From Hops, Harvest and beer to Hopper

For large parties, a round table creates more distance. As several tables are needed, the company is split up into a series of islands. In this case, long picnic tables provide a more satisfactory solution. They can be endlessly extended by sliding them together. Beer festivals, harvest festivals or other large-scale popular festivals are typical occasions when a large number of people sit together at long tables to eat, drink and be merry.

From Hops, Harvest and beer to Hopper

Immersed in the hop culture

Around 2008, designer Dirk Wynants bought a former hop farm in Poperinge and renovated it to live in. He also had a new hop field planted as an act of landscape preservation, a noteworthy achievement given that no one in the area had done this for decades. Eighty-year-olds had to be brought in to give advice, as they were the only people who still knew how it should be done. Dirk Wynants was totally immersed in hop culture when he designed his new picnic table. The two activities became interwoven and the table was given the name Hopper. He discovered that the inclined base structure of his table had the same angle as the slanted poles that supported the hop plants. When seen with the poles of the adapted canopy that he designed especially for Hopper, the similarity is even clearer. 

'Designer beer'

At trade fairs, Hopper is presented against a backdrop of hop fields. The whole Extremis team walks around dressed up as farmers. The atmosphere of Breugelian harvest festivals and hop picking is humorously recreated. These merry theatricals, full of double meanings and exaggerated references, have become a key part of a recognisable communication style that is extremely popular. For Hopper’s launch, he had a ‘designer beer’ brewed from his own hop harvest. It was christened “Tremist”. The designer Nedda El-Asmar came up with a small glass to serve it in. 

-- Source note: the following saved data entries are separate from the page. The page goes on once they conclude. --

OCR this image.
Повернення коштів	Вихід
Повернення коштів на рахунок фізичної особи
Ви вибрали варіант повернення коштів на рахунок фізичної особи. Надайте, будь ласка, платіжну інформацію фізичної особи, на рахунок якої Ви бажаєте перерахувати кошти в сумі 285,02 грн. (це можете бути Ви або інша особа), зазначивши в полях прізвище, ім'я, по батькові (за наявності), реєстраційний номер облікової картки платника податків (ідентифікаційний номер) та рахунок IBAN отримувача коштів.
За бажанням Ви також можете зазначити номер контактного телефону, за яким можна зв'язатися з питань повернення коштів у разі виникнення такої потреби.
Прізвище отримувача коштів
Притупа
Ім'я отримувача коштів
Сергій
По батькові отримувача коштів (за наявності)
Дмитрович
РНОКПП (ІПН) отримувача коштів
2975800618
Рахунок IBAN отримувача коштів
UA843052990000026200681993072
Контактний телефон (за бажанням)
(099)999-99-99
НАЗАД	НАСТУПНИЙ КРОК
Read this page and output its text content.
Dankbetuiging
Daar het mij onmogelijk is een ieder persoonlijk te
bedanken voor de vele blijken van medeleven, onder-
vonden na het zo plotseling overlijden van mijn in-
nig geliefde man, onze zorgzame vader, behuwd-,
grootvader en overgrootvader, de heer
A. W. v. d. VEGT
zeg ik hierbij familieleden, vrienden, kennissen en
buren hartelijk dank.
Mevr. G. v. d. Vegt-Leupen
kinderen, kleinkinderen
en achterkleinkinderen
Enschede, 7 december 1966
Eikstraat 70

For Hopper’s launch, he had a ‘designer beer’ brewed from his own hop harvest.

The story behind the campaign image

In the typical Extremis promotional and campaign images we often learn something about the story behind the creation of a product and the things that inspired it. This helps to highlight a design’s uniqueness. Dirk Wynants himself often features in these images. He poses next to Hopper as an accordion player. Even more remarkable is that his children, parents, friends, neighbours, clients and personnel also appear in his brand’s promotional images. It is a kind of statement. He chooses real people rather than unrealistic models who are too aesthetically perfect. Just as he chooses useful, substantial products rather than overly perfect status symbols.